The agency also does not participate in the Colorado State Board of Human Services, which ensures coordination and procedural equity among state and local officials during the rule-making process.

Villafuerte said she’s puzzled as to why the child welfare system, which also falls under the Department of Human Services, is subject to rule-making regulations but the Division of Youth Services remains outside those rules’ purview.

“These are substantially the same kids,” Villafuerte said in an interview. “Yet in the child welfare space, we have a robust rule-making process where stakeholders come together. We don’t have a parallel process in DYS — I don’t understand why not.”

The applicability of the rule-making act to the Division of Youth Services “presents complex legal questions that are beyond the scope of this brief,” the report stated. The ombudsman recommended the Department of Human Services consult the attorney general’s office on the topic.

In its written response to the ombudsman’s report, the Department of Human Services agreed to several recommendations, including: publishing data and research on relevant policies; creating a notification system where stakeholders can sign up to receive alerts for new policies; and adding contact information for community members to inquire about changes in facilities.

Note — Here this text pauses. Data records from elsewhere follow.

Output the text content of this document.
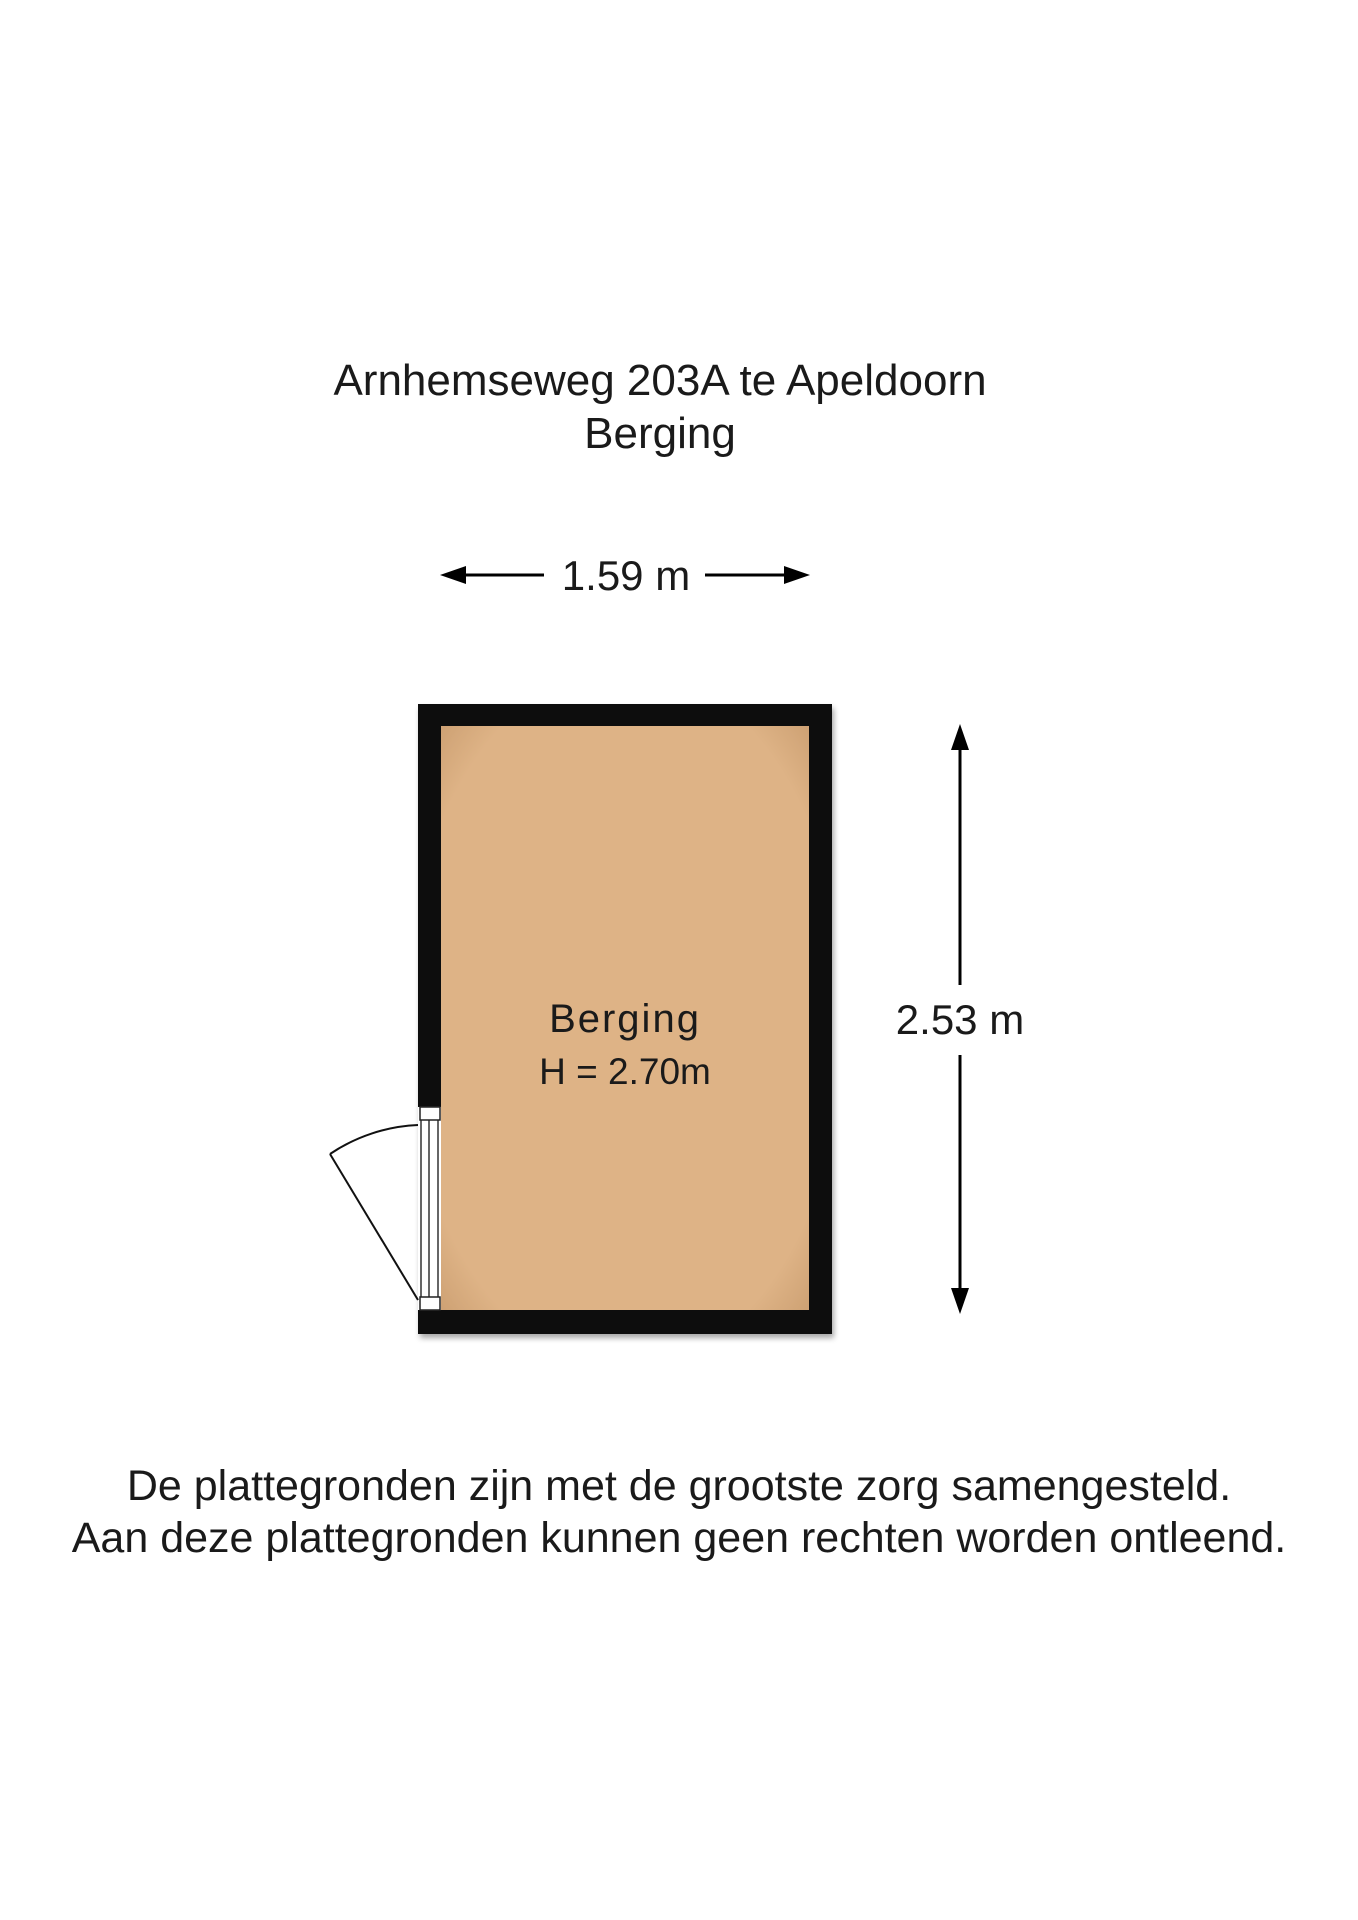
Arnhemseweg 203A te Apeldoorn
Berging
1.59 m
2.53 m
Berging
H = 2.70m

De plattegronden zijn met de grootste zorg samengesteld.

Aan deze plattegronden kunnen geen rechten worden ontleend.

Jacobson said his department agrees with much of the report, and continues to work toward a more trauma-informed environment in youth facilities.

Villafuerte said she’s heartened by the state’s response, but said it didn’t answer the most important question about why it is not subject to the rule-making process governing other agencies.

“We’re dealing with kids who have no access to the public by and large,” she said. “That speaks in favor of even greater transparency. These kids are off our radar until things go wrong. That’s a problem. That’s not how we should be handling child safety.”